Mutagenesis of CP43-arginine-357 to serine reveals new evidence for (bi)carbonate functioning in the water oxidizing complex of Photosystem II

Abstract

The chlorophyll-binding protein CP43 is an inner subunit of the Photosystem II (PSII) reaction center core complex of all oxygenic photoautotrophs. X-Ray structural evidence places the guanidinium cation of the conserved arginine 357 residue of CP43 within a few Ångstroms to the Mn₄Ca cluster of the water-oxidizing complex (WOC) and has been implicated as a possible carbonate binding site. To test the hypothesis, the serine mutant, CP43-R357S, from Synechocystis PCC 6803 was investigated by PSII variable fluorescence (F_v/F_m) and simultaneous flash O₂ yield measurements in cells and thylakoid membranes. The R357S mutant assembles PSII-WOC centers, but is unable to grow photoautotrophically.
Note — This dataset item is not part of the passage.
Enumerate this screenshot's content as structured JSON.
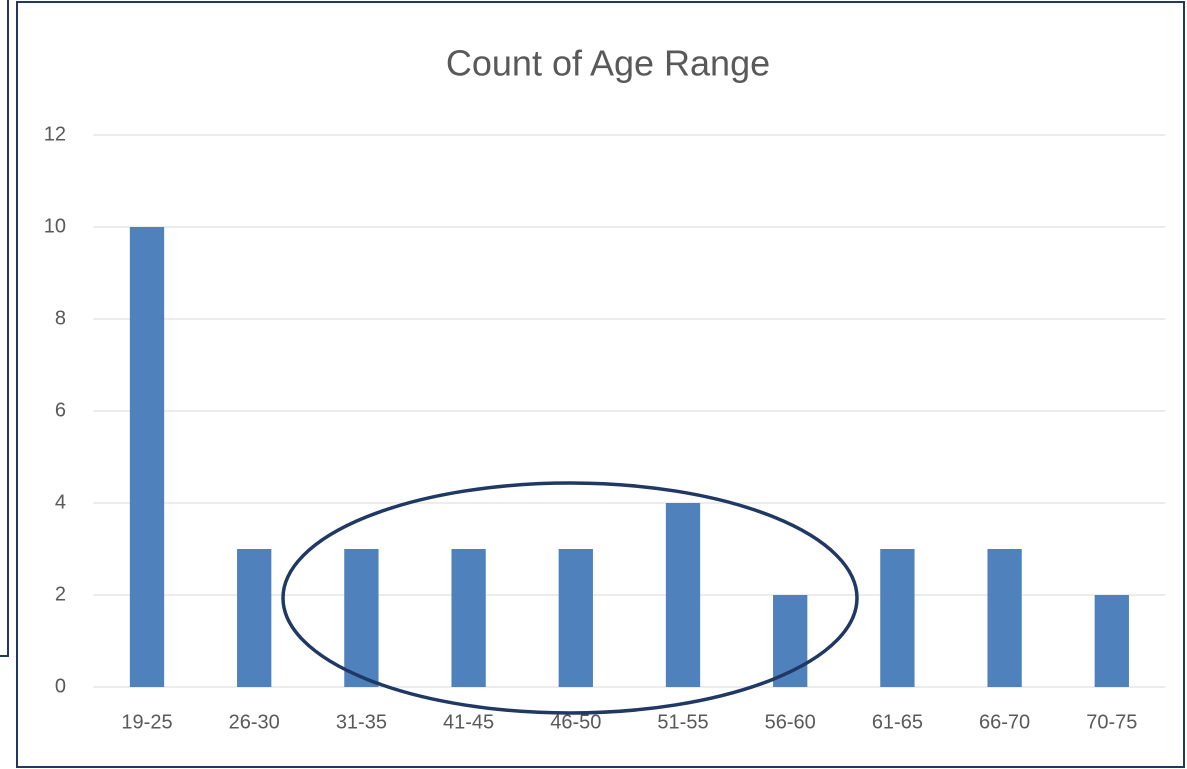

Reconstitution of O₂ evolution by photoactivation and the occurrence of period-four oscillations of F_v/F_m establishes that the R357S mutant contains an assembled Mn₄Ca cluster, but turnover is impaired as seen by an 11-fold larger Kok double miss parameter and faster decay of upper S states. Using pulsed light to avoid photoinactivation, wild-type cells and thylakoid membranes exhibit a 2–4-fold loss in O₂ evolution rate upon partial bicarbonate depletion under multiple turnover conditions, while the R357S mutant is unaffected by bicarbonate. Arginine R357 appears to function in binding a (bi)carbonate ion essential to normal catalytic turnover of the WOC. The quantum yield of electron donation from the WOC into PSII increases with decreasing turnover rate in R357S mutant cells and involves an aborted two-flash pathway that is distinct from the classical four-flash pattern. We speculate that an altered photochemical mechanism for O₂ production occurs via formation of hydrogen peroxide, by analogy to other treatments that retard the kinetics of proton release into the lumen.